The sensitivity of abnormal FLAIR signal within the optic nerves and optic nerve heads in patients with idiopathic intracranial hypertension ranged from 25-54% and 4-29%, respectively, with specificities ranging from 67-92% and 83-100%. Quantitative assessment revealed a significant difference in CNR between cases and controls in the left posterior optic nerve (p=.002). A positive linear relationship existed between abnormal optic nerve head signal and papilledema grade (OD: p=.02, OS: p=.008) but not with other visual parameters.
T2/FLAIR hyperintensity in the optic nerve/optic nerve head may support the diagnosis of idiopathic intracranial hypertension but its absence should not dissuade it. If present, abnormal signal in the optic nerve head correlates with papilledema.

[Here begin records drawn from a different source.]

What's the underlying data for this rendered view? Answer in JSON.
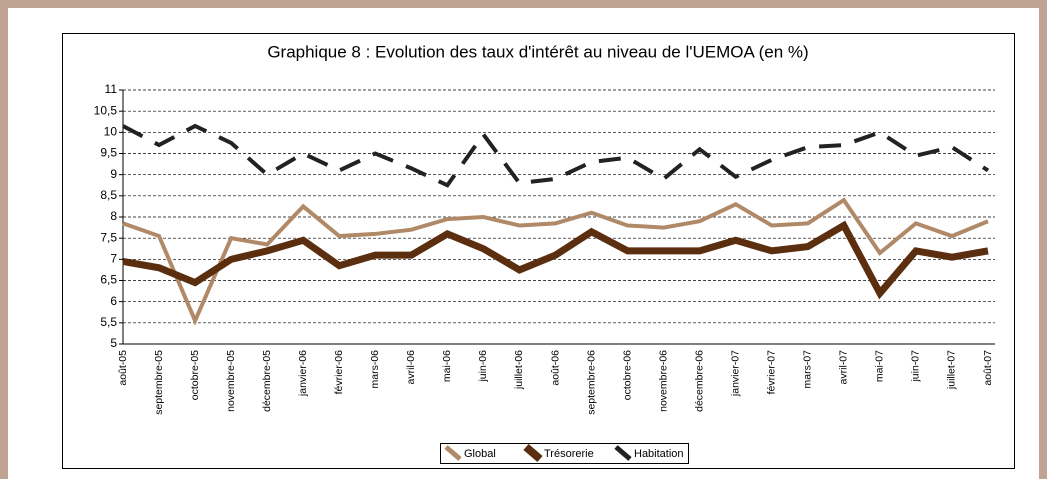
{
  "chart_data": {
    "type": "line",
    "title": "Graphique 8 : Evolution des taux d'intérêt au niveau de l'UEMOA (en %)",
    "categories": [
      "août-05",
      "septembre-05",
      "octobre-05",
      "novembre-05",
      "décembre-05",
      "janvier-06",
      "février-06",
      "mars-06",
      "avril-06",
      "mai-06",
      "juin-06",
      "juillet-06",
      "août-06",
      "septembre-06",
      "octobre-06",
      "novembre-06",
      "décembre-06",
      "janvier-07",
      "février-07",
      "mars-07",
      "avril-07",
      "mai-07",
      "juin-07",
      "juillet-07",
      "août-07"
    ],
    "series": [
      {
        "name": "Global",
        "color": "#b08a68",
        "width": 4,
        "dash": false,
        "values": [
          7.85,
          7.55,
          5.55,
          7.5,
          7.35,
          8.25,
          7.55,
          7.6,
          7.7,
          7.95,
          8.0,
          7.8,
          7.85,
          8.1,
          7.8,
          7.75,
          7.9,
          8.3,
          7.8,
          7.85,
          8.4,
          7.15,
          7.85,
          7.55,
          7.9
        ]
      },
      {
        "name": "Trésorerie",
        "color": "#5a2e0e",
        "width": 7,
        "dash": false,
        "values": [
          6.95,
          6.8,
          6.45,
          7.0,
          7.2,
          7.45,
          6.85,
          7.1,
          7.1,
          7.6,
          7.25,
          6.75,
          7.1,
          7.65,
          7.2,
          7.2,
          7.2,
          7.45,
          7.2,
          7.3,
          7.8,
          6.2,
          7.2,
          7.05,
          7.2
        ]
      },
      {
        "name": "Habitation",
        "color": "#222222",
        "width": 4,
        "dash": true,
        "values": [
          10.15,
          9.7,
          10.15,
          9.75,
          9.0,
          9.5,
          9.1,
          9.5,
          9.15,
          8.75,
          9.95,
          8.8,
          8.9,
          9.3,
          9.4,
          8.9,
          9.6,
          8.95,
          9.35,
          9.65,
          9.7,
          10.0,
          9.45,
          9.65,
          9.1
        ]
      }
    ],
    "ylim": [
      5,
      11
    ],
    "yticks": [
      5,
      {
        "value": 5.5,
        "label": "5,5"
      },
      6,
      {
        "value": 6.5,
        "label": "6,5"
      },
      7,
      {
        "value": 7.5,
        "label": "7,5"
      },
      8,
      {
        "value": 8.5,
        "label": "8,5"
      },
      9,
      {
        "value": 9.5,
        "label": "9,5"
      },
      10,
      {
        "value": 10.5,
        "label": "10,5"
      },
      11
    ],
    "grid": true,
    "legend": "bottom"
  }
}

使用对比增强 3D-T2/FLAIR 成像,视神经/视神经头的 T2/FLAIR 高信号已被描述为特发性颅内高压的一种敏感发现。本研究的目的是评估非增强 2D-T2/FLAIR 成像上的高信号是否更可能出现在患病患者中而不是对照组中,并评估 FLAIR 信号与视觉参数之间的关系。
对特发性颅内高压患者和接受眼眶 MRI 检查的对照组进行了回顾性病例对照研究。三位神经放射科医生使用 5 分 Likert 量表主观评估视神经/视神经头的 FLAIR 图像中的高信号。使用感兴趣区域进行视神经信号的定量评估。提取临床参数。评估诊断性能,并计算 Spearman 相关系数以评估 FLAIR 信号与视觉结果之间的关系。
特发性颅内高压患者视神经和视神经头内异常 FLAIR 信号的灵敏度分别为 25-54%和 4-29%,特异性分别为 67-92%和 83-100%。定量评估显示,病例组和对照组左后侧视神经的 CNR 存在显著差异(p=.002)。异常视神经头信号与视乳头水肿分级之间存在正线性关系(OD:p=.02,OS:p=.008),但与其他视觉参数无关。
视神经/视神经头的 T2/FLAIR 高信号可能支持特发性颅内高压的诊断,但不存在不应排除该诊断。如果存在,视神经头的异常信号与视乳头水肿相关。